Which makes me wonder if the memeification of IBS might be part of the problem. While the condition’s visibility may suggest a net positive, could it have the inadvertent effect of leaving sufferers resigned to symptom management instead of pursuing a cure, viewing the disorder as a fluky feature of their bodies rather than a distinct condition that merits precise intervention? The more your online community is predicated upon a shared medical problem, shaping what you share and who you connect with, the harder it may be to look beyond it. “I can’t help but fear I will lose myself if I find the underlying cause of my digestive issues,” Reductress writer Damien Kronfeld joked in her piece “My Gastrointestinal Problems Are Part of My Hot Girl Brand, But I Really Would Like Some Relief.” Trust me, we have nothing to lose but our chains (to the bathroom).

Almost every specialist I spoke with was energized and optimistic about the future of gut health.
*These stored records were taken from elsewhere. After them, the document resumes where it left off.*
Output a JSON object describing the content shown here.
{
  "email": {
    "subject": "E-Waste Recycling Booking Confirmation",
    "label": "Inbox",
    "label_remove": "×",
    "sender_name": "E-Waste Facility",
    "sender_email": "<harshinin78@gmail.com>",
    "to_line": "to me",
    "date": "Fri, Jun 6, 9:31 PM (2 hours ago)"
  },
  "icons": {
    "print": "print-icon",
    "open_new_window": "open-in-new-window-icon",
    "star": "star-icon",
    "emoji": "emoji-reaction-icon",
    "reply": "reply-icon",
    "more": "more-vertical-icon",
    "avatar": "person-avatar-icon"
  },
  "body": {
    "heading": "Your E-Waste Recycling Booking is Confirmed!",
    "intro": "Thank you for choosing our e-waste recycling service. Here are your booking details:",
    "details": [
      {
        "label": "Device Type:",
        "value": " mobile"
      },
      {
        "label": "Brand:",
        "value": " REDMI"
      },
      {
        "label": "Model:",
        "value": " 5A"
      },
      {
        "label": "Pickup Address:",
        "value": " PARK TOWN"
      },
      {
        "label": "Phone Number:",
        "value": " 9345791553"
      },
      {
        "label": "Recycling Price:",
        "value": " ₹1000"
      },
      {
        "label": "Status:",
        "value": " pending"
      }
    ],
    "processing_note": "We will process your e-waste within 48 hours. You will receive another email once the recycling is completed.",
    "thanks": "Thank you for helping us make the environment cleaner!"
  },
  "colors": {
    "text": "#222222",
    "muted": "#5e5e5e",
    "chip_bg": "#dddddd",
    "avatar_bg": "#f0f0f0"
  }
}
They anticipate increasingly specific diagnoses with a broadening, increasingly successful array of treatments. “SIBO research is evolving almost constantly,” Henninger said, citing the work of Dr. Mark Pimentel, head researcher at Cedars-Sinai’s Pimentel Laboratory, who pioneered the use of a prescription antibiotic for SIBO and developed a blood test for detecting certain types of IBS. Their enthusiasm is contagious and relatable. When you’ve been beset by a mysterious, seemingly inexplicable health problem for most of your adult life, finding the solution to that problem can turn you into an evangelist — just ask some of my indulgent friends.

It’s premature to say my SIBO is permanently cured — reinfection is unfortunately quite common — and it’s inaccurate to say my gut never gives me any grief. There are still nights when I regret gorging on cauliflower bites or eating a lunch with too many chickpeas. But I’m so, so much better than I was before. Perhaps my hotness has diminished, but my quality of life has improved dramatically. And I don’t want myself, or anyone, to cry about their farts ever again.